During the process of project work, we often establish various specifications to facilitate better cooperation among teams and better complete projects; we often hear various protocols, such as the open XMPP protocol used by Google's im software GTalk. As long as other im software also complies with the xMPP protocol, it can be used and communicated with gTalk; there is no count of information on the Internet, and this information itself exists independently. How to connect it in series and present it to users requires the use of the http protocol.
By the same token, because browsers have different kernels and different renderings of default styles, they need a rule that each browser follows to ensure that the styles presented by the same web document on different browsers are consistent. This rule is the doctype declaration.
Because the Internet is interoperable, any two or more web documents may involve data exchange. Because the xml language allows users to customize tags, any two exchanged documents may have the same tags, resulting in conflicts of the same tags. Therefore, a namespace is needed to distinguish the same tags that may exist in the exchange document.
As a language for transitioning html to xml, xhtml cannot implement user-defined tags in xml language, so the namespaces in xhmtl documents are the same:
<html xmlns=http://www.w3.org/1999/xhtml>
xmlns is the abbreviation of xhtml namespace, which is the so-called namespace. Like the doctype declaration, xmlns is also a declaration. Unlike the doctype declaration still exists in the html document, xmlns does not exist in the html document, and the xmlns we usually see appear in the xhtml document.
When making a web page, in addition to declaring doctype (document type) at the beginning, if it is an xhtml document, it also needs to declare the namespace, and the third thing to declare is the character encoding type of the web page document:
<meta http-equiv=content-type content=text/html; charset=utf-8' />
In order to be interpreted correctly by the browser and verified by W3C, each xhtml document should declare the character encoding used. Many times, most of the garbled codes in web documents are caused by incorrect character encoding.
UTF-8 is a variable-length encoding expression of unicode. As a globally universal character encoding, it is being used in more and more web documents. Web pages using UTF-8 character encoding can maximize the avoidance of garbled code caused by different character encodings when users in different regions access the same web page.

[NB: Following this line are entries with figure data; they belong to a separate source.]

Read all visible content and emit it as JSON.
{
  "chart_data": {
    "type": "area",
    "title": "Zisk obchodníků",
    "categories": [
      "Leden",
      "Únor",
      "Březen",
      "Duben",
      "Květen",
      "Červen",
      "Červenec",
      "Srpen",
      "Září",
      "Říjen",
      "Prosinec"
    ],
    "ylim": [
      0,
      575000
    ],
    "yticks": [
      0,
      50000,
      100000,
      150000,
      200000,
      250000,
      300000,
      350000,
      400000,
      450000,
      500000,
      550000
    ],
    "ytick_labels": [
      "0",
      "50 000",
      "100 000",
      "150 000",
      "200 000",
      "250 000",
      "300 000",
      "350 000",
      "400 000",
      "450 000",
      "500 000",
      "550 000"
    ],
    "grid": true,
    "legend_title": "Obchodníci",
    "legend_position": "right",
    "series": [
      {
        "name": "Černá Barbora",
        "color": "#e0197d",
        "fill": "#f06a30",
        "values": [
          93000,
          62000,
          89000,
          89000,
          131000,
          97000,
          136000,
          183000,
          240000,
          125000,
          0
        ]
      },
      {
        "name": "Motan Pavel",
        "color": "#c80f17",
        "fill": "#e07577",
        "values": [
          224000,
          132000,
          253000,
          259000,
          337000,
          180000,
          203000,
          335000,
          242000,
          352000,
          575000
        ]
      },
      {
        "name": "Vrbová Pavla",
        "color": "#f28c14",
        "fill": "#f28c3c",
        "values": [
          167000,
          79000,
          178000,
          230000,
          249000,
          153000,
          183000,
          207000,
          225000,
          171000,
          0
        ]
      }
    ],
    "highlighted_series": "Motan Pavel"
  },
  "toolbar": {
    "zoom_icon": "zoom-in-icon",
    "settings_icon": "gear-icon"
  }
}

But when we open most domestic websites, especially large portal websites, the statement about character encoding is not utf-8, but gb2312:
<meta http-equiv=content-type content=text/html; charset=gb2312' />
Of course, in addition to gb2312, there are some websites that use gbk or gb18030 encoding. These three character encodings belong to the simplified Chinese character set. That is to say, if a computer does not have a simplified Chinese character set installed, when it accesses a Chinese web page with character encoded as gb2312, the garbled code is displayed.
Since garbled code may occur due to user access in different regions when using gb2312 character encoding, why not use utf-8?
One of the reasons may be historical reasons, while the other more important reason should be the different document sizes due to different storage methods of the two encodings.
When using the gb2312 character encoding set, a Chinese character occupies 2 bytes, while the number of bytes occupied by a Chinese character in the utf-8 encoding is often 3 bytes, or even more than 3 bytes. Therefore, for the same Chinese document, the volume of storing using gb2312 character encoding is smaller than the document size stored in the utf-8 encoding.
For Chinese websites with a lot of text and a lot of visits, using gb2312-encoded web page documents can save a lot of traffic in download and transmission. Furthermore, because the user group of Chinese websites is basically locked on Chinese users, which is why many websites use gb2312-encoded instead of UTF-8-encoded.
However, there are not many websites with a lot of text and visits in China. In addition, the problem of garbled code may be paired, so it is recommended to use utf-8 encoding when creating web pages.
Of course, no matter what kind of encoding is used, the most important thing is that the encoding used by the entire site must be unified.
For character encoding declarations in addition to the above method, you may also see another declaration method:
<meta http-equiv=content-language content=gb2312' />
<meta http-equiv=content-language content=zh-cn />
This declaration method is aimed at old versions of browsers. This declaration method is not recommended today when browsers have been generally updated.